To make this possible, EON orchestrates a network of specialized AI agents that dynamically collaborate across multiple data types.

“One agent analyzes time-series signals, another interprets natural language from journals, while others identify links between physiological and behavioral patterns,” says Jung. “This orchestration enables the platform to proactively surface insights before issues emerge and continuously adapt, not only refining its recommendations but also personalizing how it communicates, learns, and evolves with each user.”

The rhythm in the data

With so much data to analyze, Jung says that a key consideration is understanding the “cadence” of data – the rhythm that gives value to each dataset.

“Some data makes sense on a daily basis, others weekly, and when combined they create new context,” she explains. “We’ve built technology to understand these temporal and contextual relationships between signals. That’s how our AI can extract meaningful insights. In short, feature extraction, or identifying what matters within the data, is the key to developing efficient algorithms.”

EON’s distributed AI architecture is designed to combine both an individual’s health data as well as data from large scale population studies.

“We build collective intelligence from broad datasets, finding patterns across people with similar data signatures, and then continuously tuning to each person’s unique longitudinal responses,” says Jung. “Your recommendations start based on what works for people like you, but evolve based on what actually works for your body over time.”

“We’re collaborating with institutions like Beth Israel Deaconess Medical Center and others to build these collective learning models and rigorously evaluate their real-world efficacy. These partnerships give enable us to validate that our approach actually scales across diverse population datasets.”

‘An operating system for health’

The EON app was made available to download in July, and Jung says it has been steadily evolving since then.

“We’re seeing meaningful stickiness and engagement, which confirms that people are ready for a new kind of relationship with health,” she says. “It’s deeply rewarding to see our vision translating into daily behavior.”

While the first version of the company’s consumer app is already in the hands of early adopters, there is still a long way to go before EON delivers on its ultimate vision.

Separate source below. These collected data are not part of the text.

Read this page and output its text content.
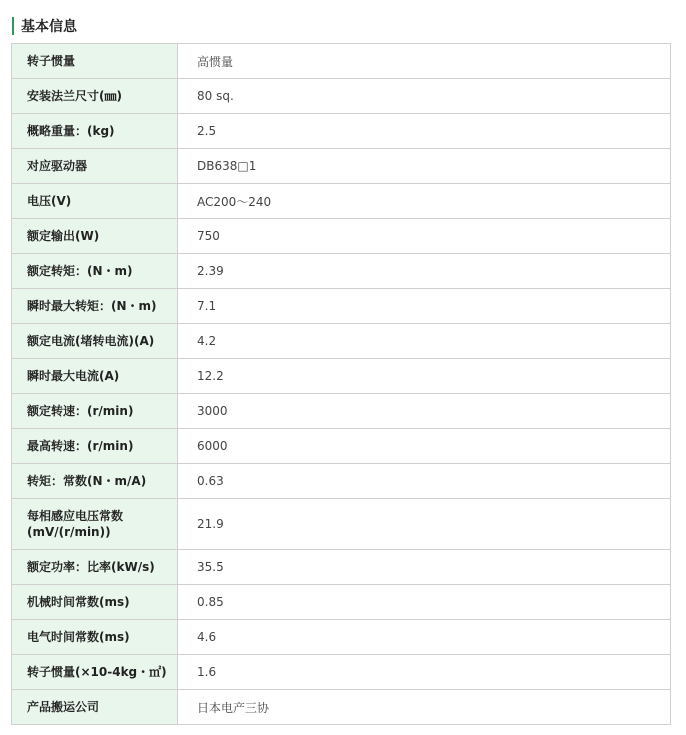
基本信息
转子惯量	高惯量
安装法兰尺寸(㎜)	80 sq.
概略重量：(kg)	2.5
对应驱动器	DB638□1
电压(V)	AC200～240
额定输出(W)	750
额定转矩：(N・m)	2.39
瞬时最大转矩：(N・m)	7.1
额定电流(堵转电流)(A)	4.2
瞬时最大电流(A)	12.2
额定转速：(r/min)	3000
最高转速：(r/min)	6000
转矩：常数(N・m/A)	0.63
每相感应电压常数(mV/(r/min))	21.9
额定功率：比率(kW/s)	35.5
机械时间常数(ms)	0.85
电气时间常数(ms)	4.6
转子惯量(×10-4kg・㎡)	1.6
产品搬运公司	日本电产三协
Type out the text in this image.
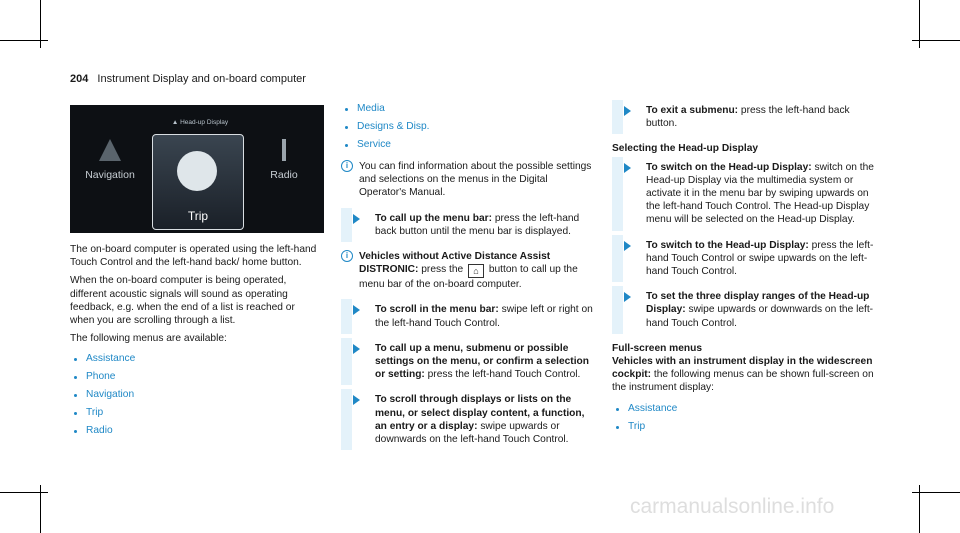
204 Instrument Display and on-board computer
▲ Head-up Display
Navigation
Trip
Radio

The on-board computer is operated using the left-hand Touch Control and the left-hand back/ home button.

When the on-board computer is being operated, different acoustic signals will sound as operating feedback, e.g. when the end of a list is reached or when you are scrolling through a list.

The following menus are available:

Assistance
Phone
Navigation
Trip
Radio
Media
Designs & Disp.
Service
i	You can find information about the possible settings and selections on the menus in the Digital Operator's Manual.
To call up the menu bar: press the left-hand back button until the menu bar is displayed.
i	Vehicles without Active Distance Assist DISTRONIC: press the ⌂ button to call up the menu bar of the on-board computer.
To scroll in the menu bar: swipe left or right on the left-hand Touch Control.
To call up a menu, submenu or possible settings on the menu, or confirm a selection or setting: press the left-hand Touch Control.
To scroll through displays or lists on the menu, or select display content, a function, an entry or a display: swipe upwards or downwards on the left-hand Touch Control.
To exit a submenu: press the left-hand back button.

Selecting the Head-up Display

To switch on the Head-up Display: switch on the Head-up Display via the multimedia system or activate it in the menu bar by swiping upwards on the left-hand Touch Control. The Head-up Display menu will be selected on the Head-up Display.
To switch to the Head-up Display: press the left-hand Touch Control or swipe upwards on the left-hand Touch Control.
To set the three display ranges of the Head-up Display: swipe upwards or downwards on the left-hand Touch Control.

Full-screen menus

Vehicles with an instrument display in the widescreen cockpit: the following menus can be shown full-screen on the instrument display:

Assistance
Trip
carmanualsonline.info
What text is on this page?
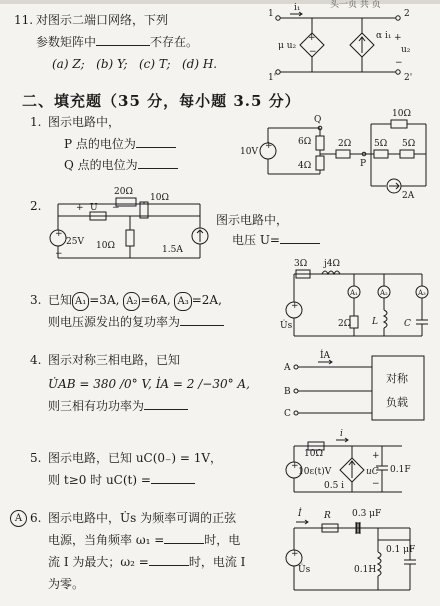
头一页 共 页
11. 对图示二端口网络，下列
参数矩阵中	不存在。
(a) Z; (b) Y; (c) T; (d) H.
+
−
i₁
μ u₂
α i₁
u₂
+
−
1
1'
2
2'
二、填充题（35 分，每小题 3.5 分）
1. 图示电路中，
P 点的电位为
Q 点的电位为
+
10V
Q
6Ω
4Ω
2Ω
P
5Ω 5Ω
10Ω
2A
2.
20Ω
+ U −
+
25V
−
10Ω
10Ω
1.5A
图示电路中，
电压 U=
3. 已知 A₁ =3A, A₂ =6A, A₃ =2A,
则电压源发出的复功率为
3Ω j4Ω
+
U̇s
A₁
2Ω
A₂
L
A₃
C
4. 图示对称三相电路，已知
U̇AB = 380 /0° V, İA = 2 /−30° A,
则三相有功功率为
A
B
C
İA
对称
负载
5. 图示电路，已知 uC(0₋) = 1V，
则 t≥0 时 uC(t) =
10Ω
i
+
10ε(t)V
0.5 i
uC 0.1F
+
−
A 6. 图示电路中，U̇s 为频率可调的正弦
电源，当角频率 ω₁ =	时，电
流 I 为最大；ω₂ =	时，电流 I
为零。
İ R 0.3 μF
+
U̇s	0.1H
0.1 μF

“We’ve built the foundation – a platform that connects human behavior, data, and intelligence in a timely manner,” says Jung. “The next chapter of AI isn’t about building yet another model; it’s about connecting all intelligence – sensor data, interventions, and outcomes. The consumer app is what users interact with, but delivering a truly seamless and adaptive experience depends on the deep infrastructure we’ve been developing behind the scenes.”

With the future in mind, EON is building its technology as an open platform, allowing other companies to integrate their solutions within it.

“Our ultimate goal is to build a platform, an operating system for health, that connects with other platforms and services,” says Jung. “We’ve developed our core architecture with this expansion in mind. For example, a longevity clinic could deploy their proprietary intervention protocols, where they’d have access to their customer health data and could continuously monitor their response and coordinate with their metrics. If you’re creating products that touch people’s lives and want to amplify their impact through AI, this is the moment to join us.”